Aggravatingly, there has been little interest and no offers of employment for my "brother", but I have hopes of securing a position yet. I have requested of my steward that more money be sent, and if necessary I have a parure of rubies that I may part with, though they look well with my newest court gown. What will I do if he remains in Lille through the spring? Do I stay in Paris and await his return, or do I return myself to Auvergne?

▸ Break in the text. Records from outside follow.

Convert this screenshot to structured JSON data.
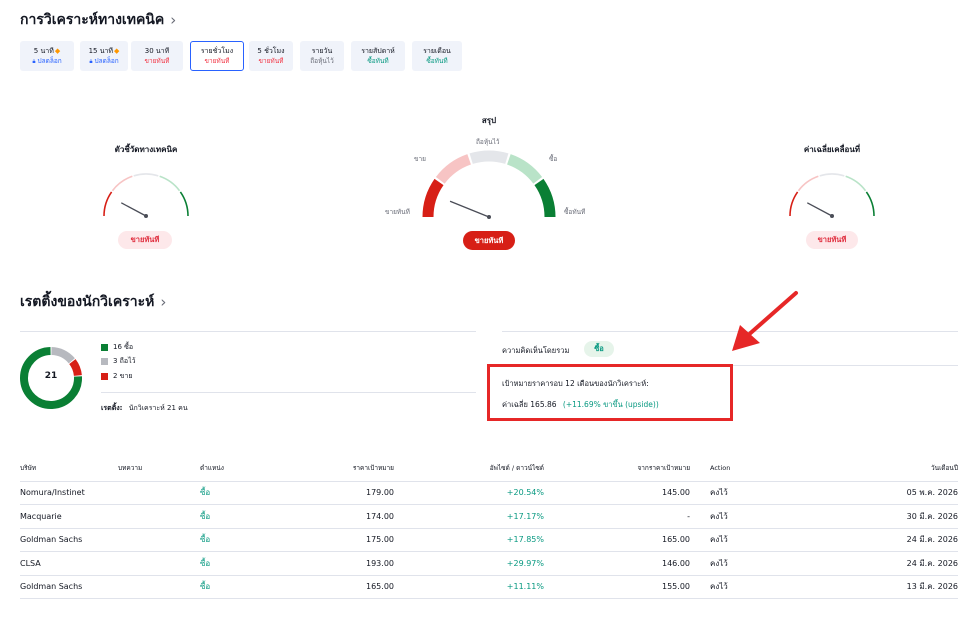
{
  "technical": {
    "title": "การวิเคราะห์ทางเทคนิค",
    "timeframes": [
      {
        "label": "5 นาที",
        "sub": "ปลดล็อก",
        "locked": true,
        "tone": "lock"
      },
      {
        "label": "15 นาที",
        "sub": "ปลดล็อก",
        "locked": true,
        "tone": "lock"
      },
      {
        "label": "30 นาที",
        "sub": "ขายทันที",
        "locked": false,
        "tone": "sell"
      },
      {
        "label": "รายชั่วโมง",
        "sub": "ขายทันที",
        "locked": false,
        "tone": "sell",
        "active": true
      },
      {
        "label": "5 ชั่วโมง",
        "sub": "ขายทันที",
        "locked": false,
        "tone": "sell"
      },
      {
        "label": "รายวัน",
        "sub": "ถือหุ้นไว้",
        "locked": false,
        "tone": "neutral"
      },
      {
        "label": "รายสัปดาห์",
        "sub": "ซื้อทันที",
        "locked": false,
        "tone": "buy"
      },
      {
        "label": "รายเดือน",
        "sub": "ซื้อทันที",
        "locked": false,
        "tone": "buy"
      }
    ],
    "gauges": {
      "indicators": {
        "title": "ตัวชี้วัดทางเทคนิค",
        "verdict": "ขายทันที"
      },
      "summary": {
        "title": "สรุป",
        "verdict": "ขายทันที",
        "labels": {
          "strong_sell": "ขายทันที",
          "sell": "ขาย",
          "neutral": "ถือหุ้นไว้",
          "buy": "ซื้อ",
          "strong_buy": "ซื้อทันที"
        }
      },
      "moving_averages": {
        "title": "ค่าเฉลี่ยเคลื่อนที่",
        "verdict": "ขายทันที"
      }
    }
  },
  "analyst": {
    "title": "เรตติ้งของนักวิเคราะห์",
    "total": "21",
    "legend": [
      {
        "text": "16 ซื้อ",
        "color": "#0a7f34"
      },
      {
        "text": "3 ถือไว้",
        "color": "#b7b9bf"
      },
      {
        "text": "2 ขาย",
        "color": "#d71f16"
      }
    ],
    "rating_label": "เรตติ้ง:",
    "rating_value": "นักวิเคราะห์ 21 คน",
    "overall_label": "ความคิดเห็นโดยรวม",
    "overall_value": "ซื้อ",
    "target_title": "เป้าหมายราคารอบ 12 เดือนของนักวิเคราะห์:",
    "avg_label": "ค่าเฉลี่ย 165.86",
    "avg_change": "(+11.69% ขาขึ้น (upside))"
  },
  "table": {
    "headers": [
      "บริษัท",
      "บทความ",
      "ตำแหน่ง",
      "ราคาเป้าหมาย",
      "อัพไซด์ / ดาวน์ไซด์",
      "จากราคาเป้าหมาย",
      "Action",
      "วันเดือนปี"
    ],
    "rows": [
      {
        "company": "Nomura/Instinet",
        "article": "",
        "position": "ซื้อ",
        "target": "179.00",
        "updown": "+20.54%",
        "from_target": "145.00",
        "action": "คงไว้",
        "date": "05 พ.ค. 2026"
      },
      {
        "company": "Macquarie",
        "article": "",
        "position": "ซื้อ",
        "target": "174.00",
        "updown": "+17.17%",
        "from_target": "-",
        "action": "คงไว้",
        "date": "30 มี.ค. 2026"
      },
      {
        "company": "Goldman Sachs",
        "article": "",
        "position": "ซื้อ",
        "target": "175.00",
        "updown": "+17.85%",
        "from_target": "165.00",
        "action": "คงไว้",
        "date": "24 มี.ค. 2026"
      },
      {
        "company": "CLSA",
        "article": "",
        "position": "ซื้อ",
        "target": "193.00",
        "updown": "+29.97%",
        "from_target": "146.00",
        "action": "คงไว้",
        "date": "24 มี.ค. 2026"
      },
      {
        "company": "Goldman Sachs",
        "article": "",
        "position": "ซื้อ",
        "target": "165.00",
        "updown": "+11.11%",
        "from_target": "155.00",
        "action": "คงไว้",
        "date": "13 มี.ค. 2026"
      }
    ]
  },
  "colors": {
    "strong_sell": "#d71f16",
    "sell": "#f7c4c4",
    "neutral": "#e4e6ea",
    "buy": "#b9e3c8",
    "strong_buy": "#0a7f34",
    "annotation": "#e62727",
    "accent": "#2962ff"
  },
  "icons": {
    "lock": "lock-icon",
    "badge": "flame-badge-icon",
    "chevron": "chevron-right-icon",
    "arrow": "annotation-arrow-icon"
  }
}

Why is it that just when it seems as if everything will turn out happily, we are further burdened with disappointment? I suppose it is the nature of life. Some would say that God tests us, or that we in some way have merited misfortune by our conduct; but more and more I wonder if God has a hand in it at all, or if he is unaffected by our concerns. Perhaps I am only feeling lonely, abandoned without Thierry. It is hard to go out into society. People know of our liason and I feel that few approve. I do hear what they say; that I am a disappointing end to a fine family, that it is the result of women having their way, that I am too old and must marry so far beneath me, that I am a hypocrit and act virtuous while hiding a common lover. None of them know Thierry or his family at all, and that is a sin indeed in their eyes I am sure.
It has been a most trying day. Nothing for it but to seek the comfort of sleep if I can. I hardly hope to wake, feeling as I do.